Yes, as long as the data can be represented in text format and has vector embeddings.
mcp-lance-db: A LanceDB MCP server
The Model Context Protocol (MCP) is an open protocol that enables seamless integration between LLM applications and external data sources and tools. Whether you're building an AI-powered IDE, enhancing a chat interface, or creating custom AI workflows, MCP provides a standardized way to connect LLMs with the context they need.
This repository is an example of how to create a MCP server for LanceDB, an embedded vector database.
Overview
A basic Model Context Protocol server for storing and retrieving memories in the LanceDB vector database. It acts as a semantic memory layer that allows storing text with vector embeddings for later retrieval.
Components
Tools
The server implements two tools:
- add-memory: Adds a new memory to the vector database
- Takes "content" as a required string argument
- Stores the text with vector embeddings for later retrieval
- search-memories: Retrieves semantically similar memories
- Takes "query" as a required string argument
- Optional "limit" parameter to control number of results (default: 5)
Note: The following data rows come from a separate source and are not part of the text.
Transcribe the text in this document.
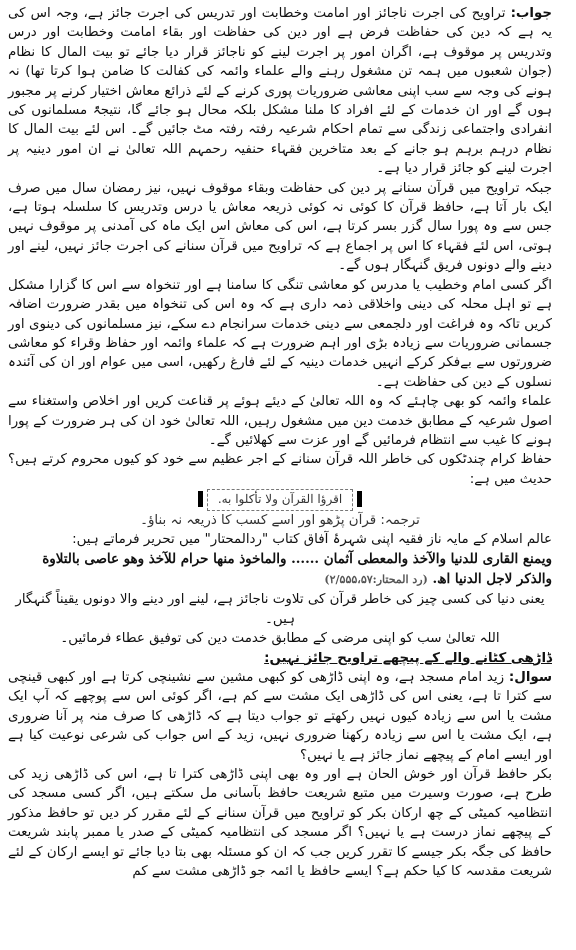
جواب: تراویح کی اجرت ناجائز اور امامت وخطابت اور تدریس کی اجرت جائز ہے، وجہ اس کی یہ ہے کہ دین کی حفاظت فرض ہے اور دین کی حفاظت اور بقاء امامت وخطابت اور درس وتدریس پر موقوف ہے، اگران امور پر اجرت لینے کو ناجائز قرار دیا جائے تو بیت المال کا نظام (جوان شعبوں میں ہمہ تن مشغول رہنے والے علماء وائمہ کی کفالت کا ضامن ہوا کرتا تھا) نہ ہونے کی وجہ سے سب اپنی معاشی ضروریات پوری کرنے کے لئے ذرائع معاش اختیار کرنے پر مجبور ہوں گے اور ان خدمات کے لئے افراد کا ملنا مشکل بلکہ محال ہو جائے گا، نتیجۃً مسلمانوں کی انفرادی واجتماعی زندگی سے تمام احکام شرعیہ رفتہ رفتہ مٹ جائیں گے۔ اس لئے بیت المال کا نظام درہم برہم ہو جانے کے بعد متاخرین فقہاء حنفیہ رحمہم اللہ تعالیٰ نے ان امور دینیہ پر اجرت لینے کو جائز قرار دیا ہے۔

جبکہ تراویح میں قرآن سنانے پر دین کی حفاظت وبقاء موقوف نہیں، نیز رمضان سال میں صرف ایک بار آتا ہے، حافظ قرآن کا کوئی نہ کوئی ذریعہ معاش یا درس وتدریس کا سلسلہ ہوتا ہے، جس سے وہ پورا سال گزر بسر کرتا ہے، اس کی معاش اس ایک ماہ کی آمدنی پر موقوف نہیں ہوتی، اس لئے فقہاء کا اس پر اجماع ہے کہ تراویح میں قرآن سنانے کی اجرت جائز نہیں، لینے اور دینے والے دونوں فریق گنہگار ہوں گے۔

اگر کسی امام وخطیب یا مدرس کو معاشی تنگی کا سامنا ہے اور تنخواہ سے اس کا گزارا مشکل ہے تو اہل محلہ کی دینی واخلاقی ذمہ داری ہے کہ وہ اس کی تنخواہ میں بقدر ضرورت اضافہ کریں تاکہ وہ فراغت اور دلجمعی سے دینی خدمات سرانجام دے سکے، نیز مسلمانوں کی دینوی اور جسمانی ضروریات سے زیادہ بڑی اور اہم ضرورت ہے کہ علماء وائمہ اور حفاظ وقراء کو معاشی ضرورتوں سے بےفکر کرکے انہیں خدمات دینیہ کے لئے فارغ رکھیں، اسی میں عوام اور ان کی آئندہ نسلوں کے دین کی حفاظت ہے۔

علماء وائمہ کو بھی چاہئے کہ وہ اللہ تعالیٰ کے دیئے ہوئے پر قناعت کریں اور اخلاص واستغناء سے اصول شرعیہ کے مطابق خدمت دین میں مشغول رہیں، اللہ تعالیٰ خود ان کی ہر ضرورت کے پورا ہونے کا غیب سے انتظام فرمائیں گے اور عزت سے کھلائیں گے۔

حفاظ کرام چندٹکوں کی خاطر اللہ قرآن سنانے کے اجر عظیم سے خود کو کیوں محروم کرتے ہیں؟ حدیث میں ہے:

اقرؤا القرآن ولا تأكلوا به.

ترجمہ: قرآن پڑھو اور اسے کسب کا ذریعہ نہ بناؤ۔

عالم اسلام کے مایہ ناز فقیہ اپنی شہرۂ آفاق کتاب "ردالمحتار" میں تحریر فرماتے ہیں:

ويمنع القارى للدنيا والآخذ والمعطى آثمان ...... والماخوذ منها حرام للآخذ وهو عاصى بالتلاوة

والذكر لاجل الدنيا اھ. (رد المحتار:۲/۵۵۵،۵۷)

یعنی دنیا کی کسی چیز کی خاطر قرآن کی تلاوت ناجائز ہے، لینے اور دینے والا دونوں یقیناً گنہگار ہیں۔

اللہ تعالیٰ سب کو اپنی مرضی کے مطابق خدمت دین کی توفیق عطاء فرمائیں۔

ڈاڑھی کٹانے والے کے پیچھے تراویح جائز نہیں:

سوال: زید امام مسجد ہے، وہ اپنی ڈاڑھی کو کبھی مشین سے نشینچی کرتا ہے اور کبھی قینچی سے کترا تا ہے، یعنی اس کی ڈاڑھی ایک مشت سے کم ہے، اگر کوئی اس سے پوچھے کہ آپ ایک مشت یا اس سے زیادہ کیوں نہیں رکھتے تو جواب دیتا ہے کہ ڈاڑھی کا صرف منہ پر آنا ضروری ہے، ایک مشت یا اس سے زیادہ رکھنا ضروری نہیں، زید کے اس جواب کی شرعی نوعیت کیا ہے اور ایسے امام کے پیچھے نماز جائز ہے یا نہیں؟

بکر حافظ قرآن اور خوش الحان ہے اور وہ بھی اپنی ڈاڑھی کترا تا ہے، اس کی ڈاڑھی زید کی طرح ہے، صورت وسیرت میں متبع شریعت حافظ بآسانی مل سکتے ہیں، اگر کسی مسجد کی انتظامیہ کمیٹی کے چھ ارکان بکر کو تراویح میں قرآن سنانے کے لئے مقرر کر دیں تو حافظ مذکور کے پیچھے نماز درست ہے یا نہیں؟ اگر مسجد کی انتظامیہ کمیٹی کے صدر یا ممبر پابند شریعت حافظ کی جگہ بکر جیسے کا تقرر کریں جب کہ ان کو مسئلہ بھی بتا دیا جائے تو ایسے ارکان کے لئے شریعت مقدسہ کا کیا حکم ہے؟ ایسے حافظ یا ائمہ جو ڈاڑھی مشت سے کم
- Returns memories ranked by semantic similarity to the query
- Updates server state and notifies clients of resource changes
Configuration
The server uses the following configuration:
- Database path: "./lancedb"
- Collection name: "memories"
- Embedding provider: "sentence-transformers"
- Model: "BAAI/bge-small-en-v1.5"
- Device: "cpu"
- Similarity threshold: 0.7 (upper bound for distance range)
Quickstart
Claude Desktop
On MacOS: ~/Library/Application\ Support/Claude/claude_desktop_config.json
On Windows: %APPDATA%/Claude/claude_desktop_config.json
{
"lancedb": {
"command": "uvx",
"args": [
"mcp-lance-db"
]
}
}
Development
Building and Publishing
To prepare the package for distribution:
- Sync dependencies and update lockfile:
uv sync
- Build package distributions:
uv build
This will create source and wheel distributions in the dist/
directory.
- Publish to PyPI:
uv publish
Note: You'll need to set PyPI credentials via environment variables or command flags:
- Token:
--token
orUV_PUBLISH_TOKEN
- Or username/password:
--username
/UV_PUBLISH_USERNAME
and--password
/UV_PUBLISH_PASSWORD
Debugging
Since MCP servers run over stdio, debugging can be challenging. For the best debugging experience, we strongly recommend using the MCP Inspector.
You can launch the MCP Inspector via npm
with this command:
npx @modelcontextprotocol/inspector uv --directory $(PWD) run mcp-lance-db
Upon launching, the Inspector will display a URL that you can access in your browser to begin debugging.